Dealing with missing information on covariates for excess mortality hazard regression models – Making the imputation model compatible with the substantive model

Abstract
Missing data is a common issue in epidemiological databases. Among the different ways of dealing with missing data, multiple imputation has become more available in common statistical software packages. However, the incompatibility between the imputation and substantive model, which can arise when the associations between variables in the substantive model are not taken into account in the imputation models or when the substantive model is itself nonlinear, can lead to invalid inference.

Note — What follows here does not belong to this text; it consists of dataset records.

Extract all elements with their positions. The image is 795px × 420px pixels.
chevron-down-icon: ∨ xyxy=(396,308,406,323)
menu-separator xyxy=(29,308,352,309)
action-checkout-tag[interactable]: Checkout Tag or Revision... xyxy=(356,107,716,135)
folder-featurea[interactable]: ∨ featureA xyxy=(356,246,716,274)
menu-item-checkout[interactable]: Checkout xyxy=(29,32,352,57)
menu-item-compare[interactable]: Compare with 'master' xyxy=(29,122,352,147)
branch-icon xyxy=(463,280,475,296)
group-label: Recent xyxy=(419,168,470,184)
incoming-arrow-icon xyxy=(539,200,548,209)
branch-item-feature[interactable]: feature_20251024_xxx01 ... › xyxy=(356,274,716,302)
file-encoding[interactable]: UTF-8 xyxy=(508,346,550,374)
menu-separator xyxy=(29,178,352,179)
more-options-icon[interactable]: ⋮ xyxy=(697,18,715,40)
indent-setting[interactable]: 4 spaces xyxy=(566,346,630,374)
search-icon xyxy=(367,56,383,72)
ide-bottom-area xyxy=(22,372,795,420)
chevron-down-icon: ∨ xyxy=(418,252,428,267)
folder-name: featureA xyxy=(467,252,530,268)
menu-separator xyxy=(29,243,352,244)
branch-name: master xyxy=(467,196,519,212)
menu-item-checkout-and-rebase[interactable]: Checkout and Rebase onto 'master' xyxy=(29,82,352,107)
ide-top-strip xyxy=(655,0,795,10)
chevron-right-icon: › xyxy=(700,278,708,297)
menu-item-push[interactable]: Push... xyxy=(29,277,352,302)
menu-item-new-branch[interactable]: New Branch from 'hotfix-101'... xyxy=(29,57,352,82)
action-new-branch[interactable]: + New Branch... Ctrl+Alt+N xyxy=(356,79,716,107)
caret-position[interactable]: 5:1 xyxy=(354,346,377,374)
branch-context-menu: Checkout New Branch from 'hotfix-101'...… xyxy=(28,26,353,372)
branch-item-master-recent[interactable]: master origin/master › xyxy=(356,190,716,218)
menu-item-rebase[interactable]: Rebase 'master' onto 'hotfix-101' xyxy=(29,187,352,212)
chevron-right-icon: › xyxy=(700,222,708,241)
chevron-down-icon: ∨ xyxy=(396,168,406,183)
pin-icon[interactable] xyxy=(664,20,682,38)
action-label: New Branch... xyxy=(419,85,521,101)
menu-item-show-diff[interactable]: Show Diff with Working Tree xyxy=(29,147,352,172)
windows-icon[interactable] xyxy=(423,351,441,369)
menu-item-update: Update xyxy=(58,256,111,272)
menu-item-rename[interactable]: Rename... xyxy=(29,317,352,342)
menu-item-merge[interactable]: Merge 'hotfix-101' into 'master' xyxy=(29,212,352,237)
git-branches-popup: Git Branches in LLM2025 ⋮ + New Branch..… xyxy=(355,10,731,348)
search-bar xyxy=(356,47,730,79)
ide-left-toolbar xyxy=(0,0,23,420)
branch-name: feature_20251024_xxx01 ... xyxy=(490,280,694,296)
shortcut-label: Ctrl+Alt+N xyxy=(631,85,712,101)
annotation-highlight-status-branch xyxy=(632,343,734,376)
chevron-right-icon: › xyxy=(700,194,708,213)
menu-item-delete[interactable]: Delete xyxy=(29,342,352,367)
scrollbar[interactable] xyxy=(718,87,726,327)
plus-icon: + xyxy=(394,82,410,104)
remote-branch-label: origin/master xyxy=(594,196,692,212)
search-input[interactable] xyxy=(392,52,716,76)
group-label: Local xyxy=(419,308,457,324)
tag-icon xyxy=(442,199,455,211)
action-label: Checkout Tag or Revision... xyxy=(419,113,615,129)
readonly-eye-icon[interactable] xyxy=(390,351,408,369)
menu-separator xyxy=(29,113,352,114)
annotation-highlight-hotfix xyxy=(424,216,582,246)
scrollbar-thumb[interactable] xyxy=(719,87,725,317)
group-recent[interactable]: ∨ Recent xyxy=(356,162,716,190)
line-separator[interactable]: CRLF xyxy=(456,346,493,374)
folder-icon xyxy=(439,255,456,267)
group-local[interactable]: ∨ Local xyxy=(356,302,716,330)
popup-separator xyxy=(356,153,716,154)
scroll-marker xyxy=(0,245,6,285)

Aiming at analysing population-based cancer survival data, we extended the multiple imputation substantive model compatible-fully conditional specification (SMC-FCS) approach, proposed by Bartlett et al. in 2015 to accommodate excess hazard regression models. The proposed approach was compared with the standard fully conditional specification multiple imputation procedure and with the complete-case analysis using a simulation study. The SMC-FCS approach produced unbiased estimates in both scenarios tested, while the fully conditional specification produced biased estimates and poor empirical coverages probabilities. The SMC-FCS algorithm was then used for handling missing data in the evaluation of socioeconomic inequalities in survival from colorectal cancer patients diagnosed in the North Region of Portugal. The analysis using SMC-FCS showed a clearer trend in higher excess hazards for patients coming from more deprived areas. The proposed algorithm was implemented in R software and is presented as Supplementary Material.